In our set-up, the injectable short-term regimen was initiated for the treatment of MDR-TB since 2017. Then because of life-threatening irreversible side-effects such as ototoxicity, the regimen was entirely converted into oral anti-MDR-TB drugs. The short-term regimen consisting of bedaquiline, levofloxacin, pyrazinamide, a high dose of isoniazid (INH), clofazimine, prothionamide, andethambutol has been initiated since the first month of 2021. These could alter the actual burden of AEs among MDR-TB patients. Furthermore, the type of drug that causes the major adverse event was not reported since patients used similar medications without considering the findings of the DST. Besides, the score was not externally validated using an independent external dataset. Therefore, further studies using a prospectively collected dataset are advisable.

Conclusion

The risk score developed will be used to estimate the individual patient’s risk of a major adverse event among patients on MDR-TB treatment. History of khat use, presence of comorbidity, and long-term drug regimen can predict major AEs among MDR-TB patients.

Abbreviations

BMI, Body Mass Index; CI, Confidence Interval; CXR, Chest X-ray; CV, Cross validation; DR, Drug-Resistance; DST, Drug Susceptibility Test; LASSO, Least Absolute Shrinkage and Selection Operator; MDR, Multidrug-Resistant; AEs, Major Adverse Events; SRR, Rifampicin Resistance; SNNPR, Southern Nation, Nationalities, and People’s Region; TIC, Treatment Initiation Centers; TB, Tuberculosis; WHO, World Health Organization; XDR, Extensively Drug-Resistant.

Data Sharing Statement

The data will be available on a reasonable request from the corresponding author.

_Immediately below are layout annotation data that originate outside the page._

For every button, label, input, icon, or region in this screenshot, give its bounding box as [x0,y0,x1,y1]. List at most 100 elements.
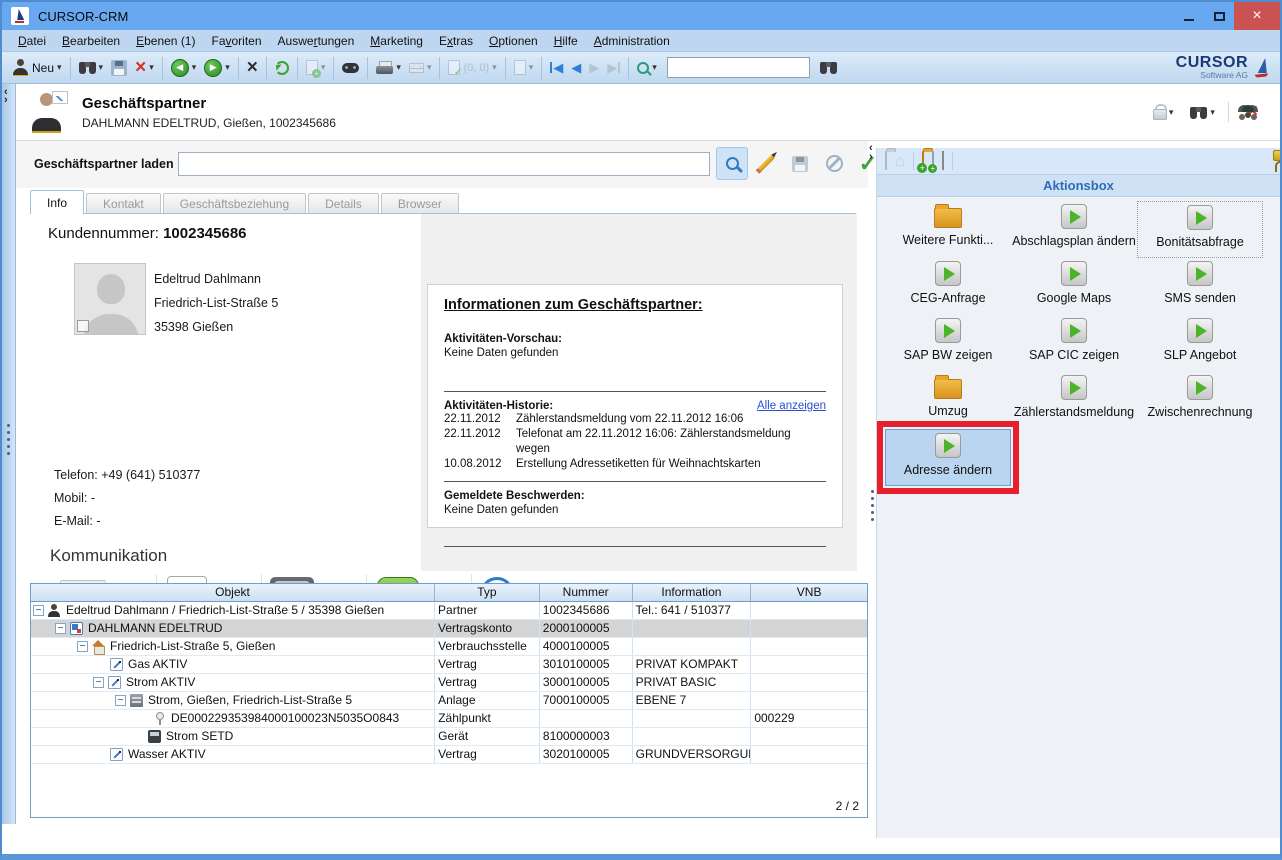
slash-circle-icon [826,155,843,172]
nav-last-button[interactable]: ▶ [604,59,623,76]
action-umzug[interactable]: Umzug [885,372,1011,429]
table-row[interactable]: Wasser AKTIVVertrag3020100005GRUNDVERSOR… [31,746,867,764]
maximize-button[interactable] [1204,2,1234,30]
save-button[interactable] [108,58,130,78]
edit-button[interactable] [750,147,782,180]
load-search-button[interactable] [716,147,748,180]
nav-prev-button[interactable]: ◀ [568,59,584,76]
cancel-button[interactable]: × [244,56,261,79]
vnb-cell [751,674,867,691]
menu-item-administration[interactable]: Administration [586,34,678,48]
export-button[interactable]: ▾ [511,58,537,77]
tree-expander-icon[interactable]: − [93,677,104,688]
panel-splitter-grip[interactable] [871,490,874,521]
home-button[interactable]: ⌂ [895,152,905,171]
brand-logo: CURSOR Software AG [1176,55,1274,80]
add-document-button[interactable]: ▾ [303,58,329,77]
tree-expander-icon[interactable]: − [77,641,88,652]
play-icon [1061,204,1087,229]
column-header-nummer[interactable]: Nummer [540,584,633,601]
action-sap-cic-zeigen[interactable]: SAP CIC zeigen [1011,315,1137,372]
menu-item-optionen[interactable]: Optionen [481,34,546,48]
new-folder-button[interactable] [922,152,924,170]
column-header-objekt[interactable]: Objekt [31,584,435,601]
menu-item-datei[interactable]: Datei [10,34,54,48]
action-sap-bw-zeigen[interactable]: SAP BW zeigen [885,315,1011,372]
menu-item-hilfe[interactable]: Hilfe [546,34,586,48]
table-row[interactable]: −DAHLMANN EDELTRUDVertragskonto200010000… [31,620,867,638]
action-weitere-funkti[interactable]: Weitere Funkti... [885,201,1011,258]
left-collapse-strip[interactable]: ‹› [2,84,16,824]
add-document-icon [306,60,318,75]
entity-find-button[interactable]: ▾ [1187,104,1218,121]
folder-search-button[interactable] [885,152,887,170]
action-zählerstandsmeldung[interactable]: Zählerstandsmeldung [1011,372,1137,429]
tree-expander-icon[interactable]: − [115,695,126,706]
back-button[interactable]: ◀▾ [168,57,200,79]
refresh-button[interactable] [272,59,292,77]
new-action-button[interactable] [932,152,934,170]
menu-item-bearbeiten[interactable]: Bearbeiten [54,34,128,48]
language-button[interactable] [942,152,944,170]
table-row[interactable]: −Strom, Gießen, Friedrich-List-Straße 5A… [31,692,867,710]
menu-item-extras[interactable]: Extras [431,34,481,48]
menu-item-favoriten[interactable]: Favoriten [203,34,269,48]
new-button[interactable]: Neu▾ [9,57,65,78]
tab-browser[interactable]: Browser [381,193,459,214]
action-zwischenrechnung[interactable]: Zwischenrechnung [1137,372,1263,429]
menu-item-auswertungen[interactable]: Auswertungen [270,34,363,48]
brand-name: CURSOR [1176,55,1248,71]
column-header-typ[interactable]: Typ [435,584,540,601]
save-record-button[interactable] [784,147,816,180]
table-row[interactable]: −Friedrich-List-Straße 5, GießenVerbrauc… [31,638,867,656]
nav-first-button[interactable]: ◀ [547,59,566,76]
panel-collapse-arrows-icon[interactable]: ‹› [869,144,873,162]
chevron-down-icon[interactable]: ▾ [57,63,62,72]
table-row[interactable]: −Edeltrud Dahlmann / Friedrich-List-Stra… [31,602,867,620]
objekt-cell: −Strom, Gießen, Friedrich-List-Straße 5 [31,692,435,709]
close-button[interactable]: × [1234,2,1280,30]
tab-details[interactable]: Details [308,193,379,214]
column-header-information[interactable]: Information [633,584,752,601]
partner-load-input[interactable] [178,152,710,176]
action-abschlagsplan-ändern[interactable]: Abschlagsplan ändern [1011,201,1137,258]
validation-button[interactable]: (0, 0)▾ [445,58,499,77]
action-bonitätsabfrage[interactable]: Bonitätsabfrage [1137,201,1263,258]
table-row[interactable]: Strom SETDGerät8100000003 [31,728,867,746]
tab-kontakt[interactable]: Kontakt [86,193,161,214]
table-row[interactable]: DE000229353984000100023N5035O0843Zählpun… [31,710,867,728]
minimize-button[interactable] [1174,2,1204,30]
search-go-button[interactable] [817,59,840,76]
menu-item-marketing[interactable]: Marketing [362,34,431,48]
tab-geschäftsbeziehung[interactable]: Geschäftsbeziehung [163,193,306,214]
action-sms-senden[interactable]: SMS senden [1137,258,1263,315]
discard-button[interactable] [818,147,850,180]
action-label: SAP BW zeigen [904,348,993,362]
send-mail-button[interactable]: ▾ [406,61,435,75]
nav-next-button[interactable]: ▶ [586,59,602,76]
table-row[interactable]: Gas AKTIVVertrag3010100005PRIVAT KOMPAKT [31,656,867,674]
quick-search-button[interactable]: ▾ [634,60,660,76]
lock-button[interactable]: ▾ [1149,102,1177,122]
tab-info[interactable]: Info [30,190,84,214]
action-slp-angebot[interactable]: SLP Angebot [1137,315,1263,372]
forward-button[interactable]: ▶▾ [201,57,233,79]
tree-expander-icon[interactable]: − [55,623,66,634]
gamepad-button[interactable] [339,61,362,75]
delete-button[interactable]: ×▾ [132,56,157,79]
tree-expander-icon[interactable]: − [33,605,44,616]
objekt-cell: DE000229353984000100023N5035O0843 [31,710,435,727]
column-header-vnb[interactable]: VNB [751,584,867,601]
splitter-grip[interactable] [7,424,10,455]
action-adresse-ändern[interactable]: Adresse ändern [885,429,1011,486]
action-ceg-anfrage[interactable]: CEG-Anfrage [885,258,1011,315]
toolbar-search-input[interactable] [667,57,810,78]
menu-item-ebenen-1[interactable]: Ebenen (1) [128,34,203,48]
collapse-arrows-icon[interactable]: ‹› [4,88,8,104]
photo-change-icon[interactable] [77,320,89,332]
find-button[interactable]: ▾ [76,59,107,76]
show-all-link[interactable]: Alle anzeigen [757,400,826,412]
print-button[interactable]: ▾ [373,59,404,76]
action-google-maps[interactable]: Google Maps [1011,258,1137,315]
table-row[interactable]: −Strom AKTIVVertrag3000100005PRIVAT BASI… [31,674,867,692]
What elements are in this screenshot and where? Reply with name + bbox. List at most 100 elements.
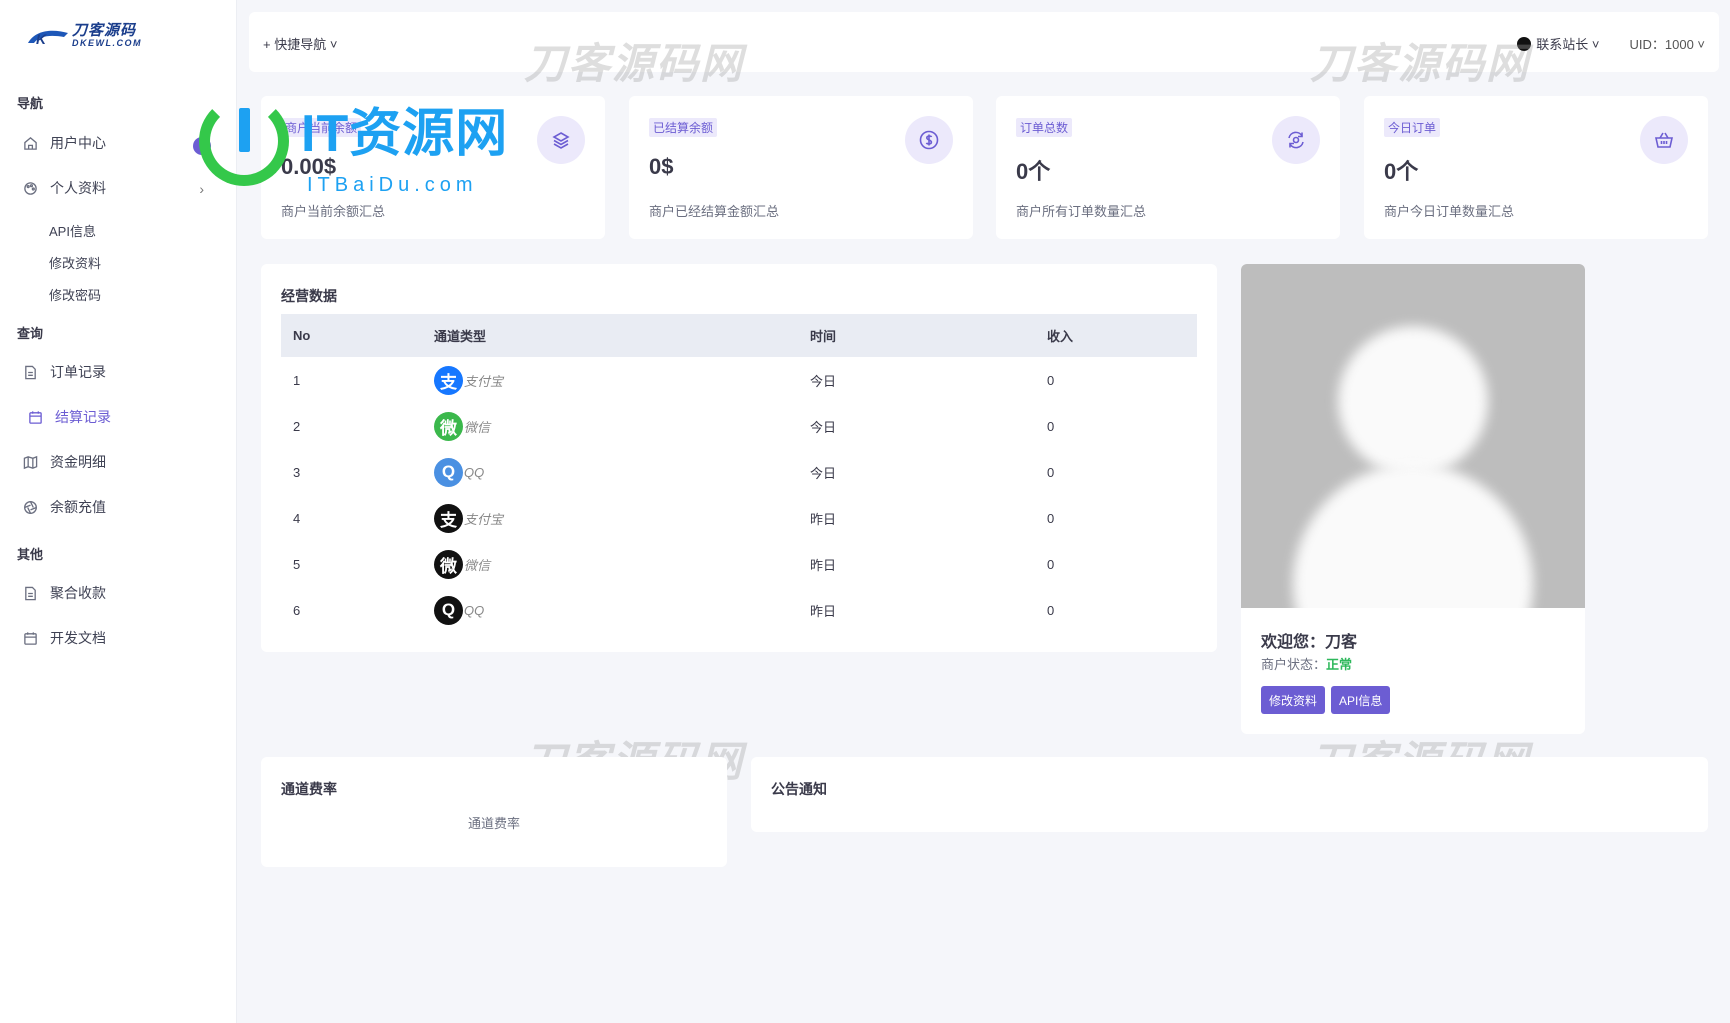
row-income: 0 <box>1047 602 1055 618</box>
logo-mark-icon: K <box>28 30 68 47</box>
document-icon <box>22 364 38 380</box>
stat-desc: 商户已经结算金额汇总 <box>649 204 780 219</box>
map-icon <box>22 454 38 470</box>
profile-card: 欢迎您：刀客 商户状态：正常 修改资料 API信息 <box>1241 264 1585 734</box>
brand-logo[interactable]: K 刀客源码 DKEWL.COM <box>26 22 142 50</box>
business-table: No 通道类型 时间 收入 1 支支付宝 今日 0 2 微微信 今日 0 3 Q QQ 今日 0 4 支支付… <box>281 314 1197 633</box>
sidebar-item-profile[interactable]: 个人资料 › <box>22 173 214 203</box>
channel-name: QQ <box>464 464 485 480</box>
table-header-row: No 通道类型 时间 收入 <box>281 314 1197 357</box>
col-channel: 通道类型 <box>434 329 487 344</box>
channel-icon: 微 <box>434 411 463 441</box>
table-row: 3 Q QQ 今日 0 <box>281 449 1197 495</box>
row-no: 1 <box>293 372 301 388</box>
home-icon <box>22 135 38 151</box>
row-no: 5 <box>293 556 301 572</box>
table-row: 4 支支付宝 昨日 0 <box>281 495 1197 541</box>
channel-name: 微信 <box>464 557 491 573</box>
row-channel: 微微信 <box>422 403 798 449</box>
table-body: 1 支支付宝 今日 0 2 微微信 今日 0 3 Q QQ 今日 0 4 支支付宝 昨日 0 5 微微信 昨日 0 6 Q Q… <box>281 357 1197 633</box>
header-right: 联系站长 ˅ UID：1000 ˅ <box>1517 34 1705 53</box>
sidebar-item-fund-details[interactable]: 资金明细 <box>22 447 214 477</box>
calendar-icon <box>22 630 38 646</box>
sidebar-item-label: 聚合收款 <box>50 585 106 601</box>
channel-rate-card: 通道费率 通道费率 <box>261 757 727 867</box>
table-row: 2 微微信 今日 0 <box>281 403 1197 449</box>
chevron-right-icon: › <box>199 181 204 197</box>
sidebar-item-label: 资金明细 <box>50 454 106 470</box>
basket-icon <box>1640 116 1688 164</box>
sidebar-subitem-edit-profile[interactable]: 修改资料 <box>49 253 101 272</box>
channel-name: 微信 <box>464 419 491 435</box>
row-income: 0 <box>1047 510 1055 526</box>
layers-icon <box>537 116 585 164</box>
sidebar-item-order-records[interactable]: 订单记录 <box>22 357 214 387</box>
business-data-title: 经营数据 <box>281 288 337 304</box>
profile-avatar-image <box>1241 264 1585 608</box>
channel-icon: 微 <box>434 549 463 579</box>
stat-card-orders: 订单总数 0个 商户所有订单数量汇总 <box>996 96 1340 239</box>
channel-icon: Q <box>434 457 463 487</box>
contact-label: 联系站长 ˅ <box>1536 37 1600 52</box>
row-time: 昨日 <box>810 603 837 619</box>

Ethical Approval and Consent to Participate

Ethical grant was obtained from the University of Gondar institutional review board (IRB) and permission was secured from SNNPR health departments. Informed consent was not taken directly from the study subjects since the data were collected retrospectively. Confidentiality of information was kept. The study was conducted in accordance with the Declaration of Helsinki.

Acknowledgments

We would like to forward our gratitude to the University of Gondar for providing small financial support for the data collection. Moreover, we also extend our thanks to the data collectors and supervisors.

Author Contributions

All authors made a significant contribution to the work reported, whether that is in the conception, study design, execution, acquisition of data, analysis and interpretation, or in all these areas; took part in drafting, revising or critically reviewing the article; gave final approval of the version to be published; have agreed on the journal to which the article has been submitted; and agree to be accountable for all aspects of the work.

Funding

The study received only minimal support from Amhara region health bureau for the data collection. However, the funder has no role in conception, design, analysis, interpretation, and decision on the publication of the manuscript in international journals.

Disclosure

We authors declare that there is no conflict of interest.